Registration Dossier

Data platform availability banner - registered substances factsheets

Please be aware that this old REACH registration data factsheet is no longer maintained; it remains frozen as of 19th May 2023.

The new ECHA CHEM database has been released by ECHA, and it now contains all REACH registration data. There are more details on the transition of ECHA's published data to ECHA CHEM here.

Diss Factsheets

Administrative data

Link to relevant study record(s)

Description of key information

Key value for chemical safety assessment

Additional information

Studies in experimental animals and humans have shown that trichloroethylene is rapidly and extensively absorbed by all routes of exposure. Once absorbed it readily distributes to all compartments within the body. Although trichloroethylene preferentially partitions into fat rich tissues, there is no evidence of prolonged retention at these sites. Trichloroethylene is predominantly cleared from the body by metabolism, accounting for 50 to 99% of the absorbed dose. Studies in humans and a variety of experimental animal species suggest that the metabolic pathways are common to all species. The major metabolic pathway in all species involves the initial conversion of trichloroethylene by cytochrome P450 to a transient epoxide. This epoxide undergoes intramolecular rearrangement to form trichloroacetaldehyde, which in turn is hydrolysed to form chloral hydrate. Chloral hydrate then acts as a substrate for alcohol dehydrogenase and chloral hydrate dehydrogenase to yield trichloroethanol and trichloroacetic acid respectively. A second quantitatively minor pathway involving conjugation with glutathione has also been identified in rats, mice and humans.

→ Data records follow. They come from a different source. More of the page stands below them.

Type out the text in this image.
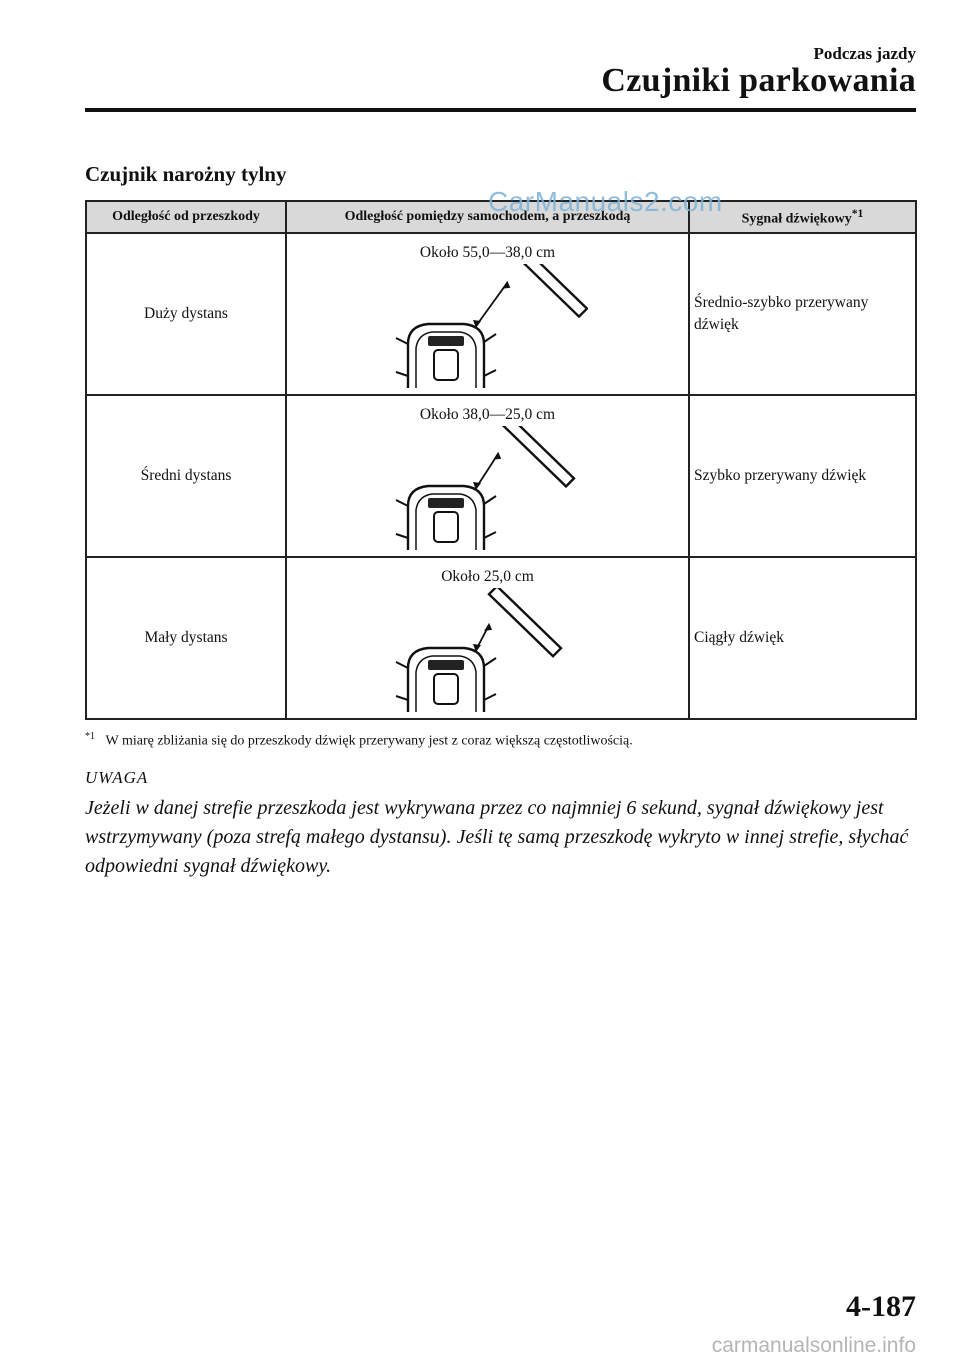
Podczas jazdy
Czujniki parkowania
Czujnik narożny tylny
Odległość od przeszkody	Odległość pomiędzy samochodem, a przeszkodą	Sygnał dźwiękowy$^{*1}$
Duży dystans	Około 55,0—38,0 cm	Średnio-szybko przerywany dźwięk
Średni dystans	Około 38,0—25,0 cm	Szybko przerywany dźwięk
Mały dystans	Około 25,0 cm	Ciągły dźwięk
CarManuals2.com
$^{*1}$ W miarę zbliżania się do przeszkody dźwięk przerywany jest z coraz większą częstotliwością.
UWAGA
Jeżeli w danej strefie przeszkoda jest wykrywana przez co najmniej 6 sekund, sygnał dźwiękowy jest wstrzymywany (poza strefą małego dystansu). Jeśli tę samą przeszkodę wykryto w innej strefie, słychać odpowiedni sygnał dźwiękowy.
4-187
carmanualsonline.info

Although all species share common metabolic pathways, differences between species and strains have been identified in the saturability of trichloroethylene metabolism. This has been investigated most thoroughly in rats and mice. Whereas the metabolism of trichloroethylene shows little evidence of saturation in B6C3F1 and Swiss-Webster mice at oral doses of up to 2000 mg/kg, there is clear evidence of saturation in all strains of rat following oral doses of 1000 mg/kg. No evidence of saturation for any metabolic pathway has been found in humans although the exposure levels were generally lower than those used in animal studies and thus saturable concentrations may not have been achieved.

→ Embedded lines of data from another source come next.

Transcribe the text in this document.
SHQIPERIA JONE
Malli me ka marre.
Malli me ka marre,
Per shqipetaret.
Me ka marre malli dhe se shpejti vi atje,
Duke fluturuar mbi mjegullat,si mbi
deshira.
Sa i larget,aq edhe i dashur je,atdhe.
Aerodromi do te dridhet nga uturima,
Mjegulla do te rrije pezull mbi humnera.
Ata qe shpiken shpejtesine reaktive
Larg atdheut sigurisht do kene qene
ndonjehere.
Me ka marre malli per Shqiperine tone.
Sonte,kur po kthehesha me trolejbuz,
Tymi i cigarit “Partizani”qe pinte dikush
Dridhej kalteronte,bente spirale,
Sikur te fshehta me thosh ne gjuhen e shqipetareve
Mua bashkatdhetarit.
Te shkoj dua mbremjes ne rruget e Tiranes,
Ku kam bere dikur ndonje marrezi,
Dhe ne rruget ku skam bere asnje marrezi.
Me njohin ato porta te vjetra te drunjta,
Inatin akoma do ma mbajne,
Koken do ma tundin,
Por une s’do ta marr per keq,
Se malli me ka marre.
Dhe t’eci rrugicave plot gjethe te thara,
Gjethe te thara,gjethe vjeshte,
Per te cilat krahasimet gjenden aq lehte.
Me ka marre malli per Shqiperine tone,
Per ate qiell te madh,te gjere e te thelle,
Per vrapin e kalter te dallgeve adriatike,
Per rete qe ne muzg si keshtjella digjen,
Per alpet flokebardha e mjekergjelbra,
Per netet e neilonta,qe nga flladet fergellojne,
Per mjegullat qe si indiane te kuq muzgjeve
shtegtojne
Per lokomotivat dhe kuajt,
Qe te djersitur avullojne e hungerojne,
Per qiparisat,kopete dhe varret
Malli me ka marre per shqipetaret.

Routes of elimination for trichloroethylene are the same in humans and animals and there is no evidence that the route of exposure influences the route of elimination. Most unmetabolised trichloroethylene is exhaled; the percentage which is exhaled increases when metabolism becomes saturated. Other metabolites which have been detected in exhaled air include carbon dioxide, carbon monoxide and a small amount of trichloroethanol. Metabolites of trichloroethylene are predominantly eliminated in the urine with a small proportion eliminated in the bile and faeces. Other routes of elimination have not been investigated.